Down the tubes: Common PVC pipes can hack voice identification systems
Researchers are in an arms race with hackers to prevent data theft. Their standard tools include strategies like multi-factor authentication systems, fingerprint technology and retinal scans. One type of security system that is gaining popularity is automatic speaker identification, which uses a person’s voice as a passcode.
These systems, already in use for phone banking and other applications, are good at weeding out attacks that try to fake a user’s voice through digital manipulation. But digital security engineers at the University of Wisconsin–Madison have found these systems are not quite as foolproof when it comes to a novel analog attack. They found that speaking through customized PVC pipes — the type found at most hardware stores — can trick machine learning algorithms that support automatic speaker identification systems.
The team, led by PhD student Shimaa Ahmed and Kassem Fawaz, a professor of electrical and computer engineering, presented their findings Aug. 9 at the Usenix Security Symposium in Anaheim, California.
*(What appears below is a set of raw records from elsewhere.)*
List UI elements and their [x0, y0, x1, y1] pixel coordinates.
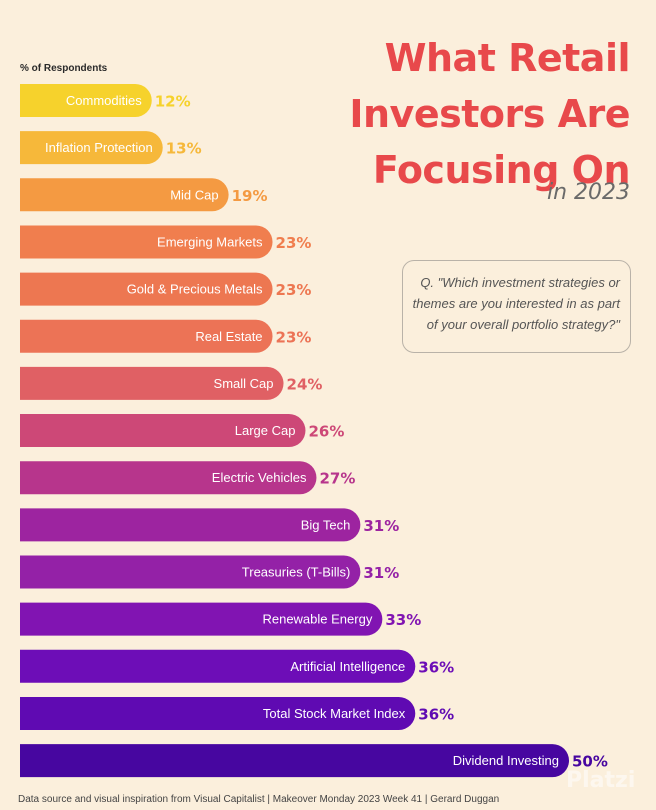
bar-label-small-cap: Small Cap	[214, 376, 274, 391]
bar-dividend-investing	[20, 744, 569, 778]
bar-label-total-stock-market-index: Total Stock Market Index	[263, 706, 406, 721]
value-label-small-cap: 24%	[287, 375, 323, 393]
axis-label: % of Respondents	[20, 63, 108, 74]
value-label-gold-precious-metals: 23%	[276, 281, 312, 299]
bar-label-large-cap: Large Cap	[235, 423, 296, 438]
bar-treasuries-t-bills	[20, 555, 361, 589]
bar-mid-cap	[20, 178, 229, 212]
bar-gold-precious-metals	[20, 272, 273, 306]
bar-commodities	[20, 84, 152, 117]
bar-label-emerging-markets: Emerging Markets	[157, 234, 263, 249]
bar-label-mid-cap: Mid Cap	[170, 187, 218, 202]
bar-label-treasuries-t-bills: Treasuries (T-Bills)	[242, 565, 351, 580]
bar-label-artificial-intelligence: Artificial Intelligence	[290, 659, 405, 674]
value-label-commodities: 12%	[155, 93, 191, 111]
page-title: What Retail Investors Are Focusing On	[349, 30, 630, 198]
value-label-total-stock-market-index: 36%	[418, 705, 454, 723]
bar-label-inflation-protection: Inflation Protection	[45, 140, 153, 155]
bar-label-gold-precious-metals: Gold & Precious Metals	[127, 282, 263, 297]
bar-label-real-estate: Real Estate	[195, 329, 262, 344]
value-label-large-cap: 26%	[308, 423, 344, 441]
value-label-electric-vehicles: 27%	[319, 470, 355, 488]
value-label-treasuries-t-bills: 31%	[363, 564, 399, 582]
bar-label-dividend-investing: Dividend Investing	[453, 753, 559, 768]
source-footer: Data source and visual inspiration from …	[18, 794, 500, 805]
title-line-2: Investors Are	[349, 92, 630, 136]
value-label-big-tech: 31%	[363, 517, 399, 535]
survey-question: Q. "Which investment strategies or theme…	[402, 260, 631, 353]
platzi-watermark: Platzi	[566, 768, 636, 793]
bar-inflation-protection	[20, 131, 163, 165]
value-label-real-estate: 23%	[276, 328, 312, 346]
value-label-mid-cap: 19%	[232, 187, 268, 205]
value-label-emerging-markets: 23%	[276, 234, 312, 252]
title-line-3: Focusing On	[372, 148, 631, 192]
value-label-artificial-intelligence: 36%	[418, 658, 454, 676]
bar-renewable-energy	[20, 602, 383, 636]
bar-electric-vehicles	[20, 461, 317, 495]
subtitle: in 2023	[546, 180, 630, 205]
bar-label-commodities: Commodities	[66, 93, 142, 108]
bar-label-big-tech: Big Tech	[301, 517, 351, 532]
bar-emerging-markets	[20, 225, 273, 259]
title-line-1: What Retail	[384, 36, 631, 80]
bar-total-stock-market-index	[20, 696, 416, 730]
bar-label-renewable-energy: Renewable Energy	[262, 612, 372, 627]
bar-small-cap	[20, 366, 284, 400]
value-label-dividend-investing: 50%	[572, 753, 608, 771]
value-label-inflation-protection: 13%	[166, 140, 202, 158]
value-label-renewable-energy: 33%	[385, 611, 421, 629]
bar-large-cap	[20, 414, 306, 448]
bar-artificial-intelligence	[20, 649, 416, 683]
bar-real-estate	[20, 319, 273, 353]
bar-big-tech	[20, 508, 361, 542]
bar-label-electric-vehicles: Electric Vehicles	[212, 470, 307, 485]
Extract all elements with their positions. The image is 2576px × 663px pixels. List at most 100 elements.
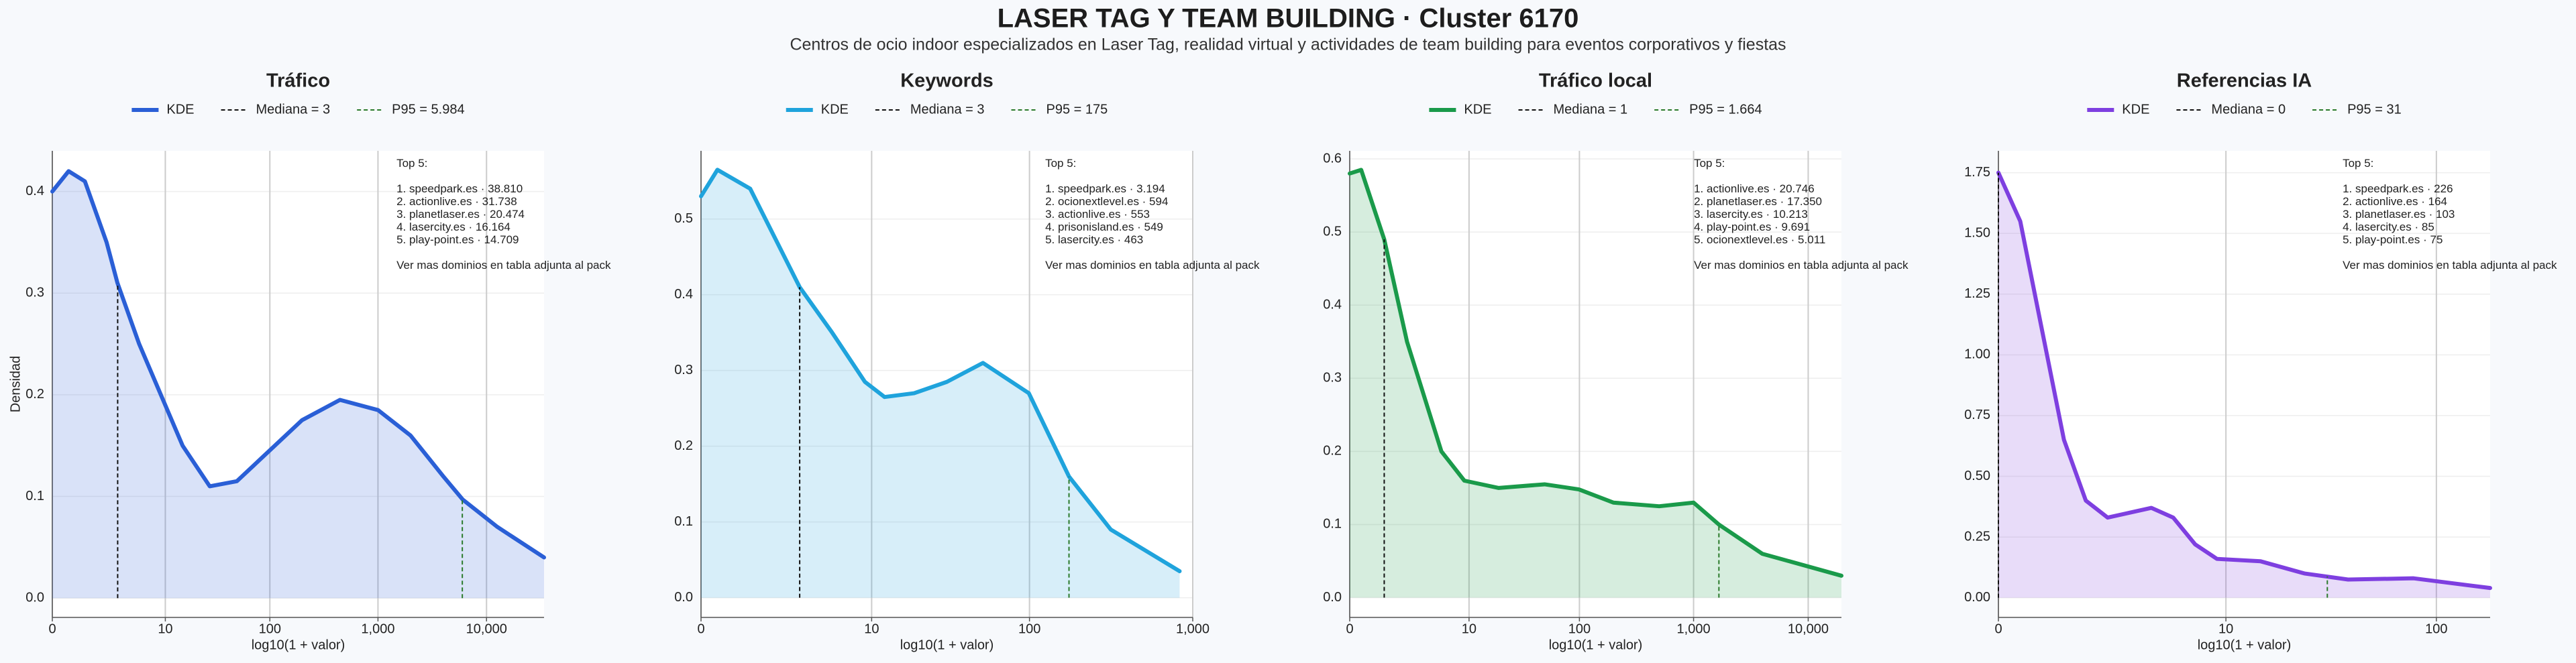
annotation-line: 5. lasercity.es · 463 xyxy=(1045,233,1143,246)
x-tick-label: 10,000 xyxy=(1788,621,1829,636)
y-tick-label: 1.25 xyxy=(1964,286,1990,301)
annotation-line: 3. lasercity.es · 10.213 xyxy=(1694,208,1808,221)
legend-label: Mediana = 3 xyxy=(256,102,331,117)
legend: KDE Mediana = 0 P95 = 31 xyxy=(2087,102,2402,117)
subplot-title: Keywords xyxy=(900,70,994,92)
annotation-line: 4. play-point.es · 9.691 xyxy=(1694,221,1810,233)
y-tick-label: 0.4 xyxy=(1323,297,1342,312)
subplot: Tráfico 0.0 0.1 0.2 0.3 0.4 0 10 100 1,000 10,000 l… xyxy=(8,70,611,653)
x-tick-label: 10 xyxy=(1462,621,1477,636)
y-tick-label: 0.5 xyxy=(1323,224,1342,239)
annotation-line: 4. lasercity.es · 85 xyxy=(2343,221,2434,233)
y-tick-label: 0.2 xyxy=(674,438,693,453)
kde-line xyxy=(1996,170,2492,591)
subplot-title: Tráfico xyxy=(266,70,330,92)
subplot: Referencias IA 0.00 0.25 0.50 0.75 1.00 1.25 1.… xyxy=(1964,70,2557,653)
x-axis-label: log10(1 + valor) xyxy=(1549,638,1643,652)
y-tick-label: 1.75 xyxy=(1964,165,1990,180)
plot-area xyxy=(1998,151,2490,617)
legend: KDE Mediana = 1 P95 = 1.664 xyxy=(1429,102,1762,117)
y-tick-label: 0.4 xyxy=(674,287,693,302)
subplot: Keywords 0.0 0.1 0.2 0.3 0.4 0.5 0 10 100 1,000 log… xyxy=(674,70,1260,653)
annotation-line: 5. play-point.es · 75 xyxy=(2343,233,2443,246)
plot-area xyxy=(1350,151,1841,617)
legend-label: KDE xyxy=(2122,102,2149,117)
y-tick-label: 0.2 xyxy=(1323,444,1342,459)
annotation-line: Ver mas dominios en tabla adjunta al pac… xyxy=(1694,259,1909,272)
annotation-line: 3. actionlive.es · 553 xyxy=(1045,208,1150,221)
y-tick-label: 0.5 xyxy=(674,211,693,226)
x-tick-label: 100 xyxy=(1018,621,1040,636)
annotation-line: Ver mas dominios en tabla adjunta al pac… xyxy=(2343,259,2557,272)
legend: KDE Mediana = 3 P95 = 5.984 xyxy=(131,102,465,117)
subplot-title: Referencias IA xyxy=(2177,70,2312,92)
x-tick-label: 0 xyxy=(1994,621,2002,636)
x-tick-label: 100 xyxy=(259,621,281,636)
x-axis-label: log10(1 + valor) xyxy=(252,638,345,652)
x-tick-label: 1,000 xyxy=(361,621,394,636)
y-tick-label: 0.1 xyxy=(25,489,44,503)
annotation-line: 5. play-point.es · 14.709 xyxy=(396,233,519,246)
x-tick-label: 100 xyxy=(2425,621,2447,636)
kde-line xyxy=(699,168,1182,574)
annotation-line: Top 5: xyxy=(396,157,427,170)
x-axis-label: log10(1 + valor) xyxy=(900,638,994,652)
x-tick-label: 0 xyxy=(697,621,704,636)
legend-label: P95 = 5.984 xyxy=(392,102,464,117)
legend-label: Mediana = 0 xyxy=(2211,102,2286,117)
annotation-line: 2. planetlaser.es · 17.350 xyxy=(1694,195,1822,208)
page-subtitle: Centros de ocio indoor especializados en… xyxy=(790,36,1786,54)
y-tick-label: 0.50 xyxy=(1964,469,1990,483)
y-tick-label: 0.6 xyxy=(1323,151,1342,166)
x-tick-label: 10,000 xyxy=(466,621,507,636)
annotation-line: 1. speedpark.es · 3.194 xyxy=(1045,182,1165,195)
plot-area xyxy=(701,151,1193,617)
y-tick-label: 0.75 xyxy=(1964,408,1990,422)
x-tick-label: 0 xyxy=(48,621,56,636)
legend-label: P95 = 175 xyxy=(1046,102,1108,117)
subplot: Tráfico local 0.0 0.1 0.2 0.3 0.4 0.5 0.6 0 10 100… xyxy=(1323,70,1909,653)
annotation-line: Top 5: xyxy=(2343,157,2373,170)
kde-area xyxy=(701,170,1180,598)
legend: KDE Mediana = 3 P95 = 175 xyxy=(786,102,1108,117)
annotation-line: 1. speedpark.es · 38.810 xyxy=(396,182,523,195)
kde-area xyxy=(1998,172,2490,598)
x-tick-label: 10 xyxy=(864,621,879,636)
y-axis-label: Densidad xyxy=(8,356,23,413)
legend-label: P95 = 1.664 xyxy=(1689,102,1762,117)
annotation-line: Ver mas dominios en tabla adjunta al pac… xyxy=(396,259,611,272)
y-tick-label: 0.0 xyxy=(1323,590,1342,605)
annotation-line: Top 5: xyxy=(1694,157,1725,170)
y-tick-label: 0.4 xyxy=(25,184,44,198)
kde-area xyxy=(1350,170,1841,598)
legend-label: P95 = 31 xyxy=(2347,102,2402,117)
kde-line xyxy=(50,169,546,560)
annotation-line: 1. actionlive.es · 20.746 xyxy=(1694,182,1815,195)
y-tick-label: 0.0 xyxy=(25,590,44,605)
y-tick-label: 0.1 xyxy=(674,514,693,529)
annotation-line: 2. actionlive.es · 31.738 xyxy=(396,195,517,208)
x-tick-label: 1,000 xyxy=(1176,621,1210,636)
legend-label: KDE xyxy=(1464,102,1491,117)
annotation-line: 1. speedpark.es · 226 xyxy=(2343,182,2453,195)
annotation-line: 5. ocionextlevel.es · 5.011 xyxy=(1694,233,1825,246)
x-axis-label: log10(1 + valor) xyxy=(2198,638,2292,652)
annotation-line: 2. actionlive.es · 164 xyxy=(2343,195,2447,208)
legend-label: KDE xyxy=(166,102,194,117)
y-tick-label: 0.3 xyxy=(25,286,44,300)
annotation-line: 2. ocionextlevel.es · 594 xyxy=(1045,195,1168,208)
y-tick-label: 0.1 xyxy=(1323,517,1342,532)
y-tick-label: 1.50 xyxy=(1964,225,1990,240)
subplot-title: Tráfico local xyxy=(1539,70,1652,92)
y-tick-label: 0.3 xyxy=(1323,371,1342,385)
kde-line xyxy=(1348,168,1843,578)
annotation-line: 4. prisonisland.es · 549 xyxy=(1045,221,1163,233)
x-tick-label: 0 xyxy=(1346,621,1353,636)
annotation-line: 4. lasercity.es · 16.164 xyxy=(396,221,511,233)
annotation-line: Top 5: xyxy=(1045,157,1076,170)
x-tick-label: 10 xyxy=(158,621,172,636)
y-tick-label: 0.0 xyxy=(674,590,693,605)
y-tick-label: 1.00 xyxy=(1964,347,1990,362)
plot-area xyxy=(52,151,544,617)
The risks posed by analog security holes could be far-reaching. Ahmed points out that many commercial companies already sell the technology, with financial institutions among their early customers. The technology is also used for AI-supported personal assistants like Apple’s Siri.
“The systems are advertised now as secure as a fingerprint, but that’s not very accurate,” says Ahmed. “All of those are susceptible to attacks on speaker identification. The attack we developed is very cheap; just get a tube from the hardware store and change your voice.”
The project began when the team began probing automatic speaker identification systems for weaknesses. When they spoke clearly, the models behaved as advertised. But when they spoke through their hands or talked into a box instead of speaking clearly, the models did not behave as expected.
Ahmed investigated whether it was possible to alter the resonance, or specific frequency vibrations, of a voice to defeat the security system. Because her work began while she was stuck at home due to COVID-19, Ahmed began by speaking through paper towel tubes to test the idea. Later, after returning to the lab, the group hired Yash Wani, then an undergraduate and now a PhD student, to help modify PVC pipes at the UW Makerspace. Using various diameters of pipe purchased at a local hardware store, Ahmed, Yani and their team altered the length and diameter of the pipes until they could produce the same resonance as they voice they were attempting to imitate.
Eventually, the team developed an algorithm that can calculate the PVC pipe dimensions needed to transform the resonance of almost any voice to imitate another. In fact, the researchers successfully fooled the security systems with the PVC tube attack 60 percent of the time in a test set of 91 voices, while unaltered human impersonators were able to fool the systems only 6 percent of the time.
The spoof attack works for a couple of reasons. First, because the sound is analog, it bypasses the voice authentication system’s digital attack filters. Second, the tube does not transform one voice into an exact copy of another, but instead spoofs the resonance of the target voice, which is enough to cause the machine learning algorithm to misclassify the attacking voice.
Fawaz says part of the motivation behind the project is simply to alert the security community that voice identification is not as secure as many people think it is, though he says many researchers are already aware of the technology’s flaws.
The project has a bigger goal as well.
“We’re trying to say something more fundamental,” Fawaz says. “Generally, all machine learning applications that are analyzing speech signals make an assumption that the voice is coming from a speaker, through the air to a microphone. But you shouldn’t make assumptions that the voice is what you expect it to be. There are all sorts of potential transformations in the physical world to that speech signal. If that breaks the assumptions underlying the system, then the system will misbehave.”
Other authors of the study include Ali Shahin Shamsabadi of the Alan Turing Institute; Mohammed Yaghini and Nicholas Papernot of the University of Toronto and Vector Institute and Ilia Shumailov of the University of Oxford and Vector Institute.
The authors acknowledge support from DARPA (through the GARD program); the Wisconsin Alumni Research Foundation; the NSF through awards CNS-1838733 and CNS-2003129; CIFAR (through a Canada CIFAR AI Chair), NSERC (under the Discovery Program and COHESA strategic research network), a gift from Intel, and a gift from NVIDIA.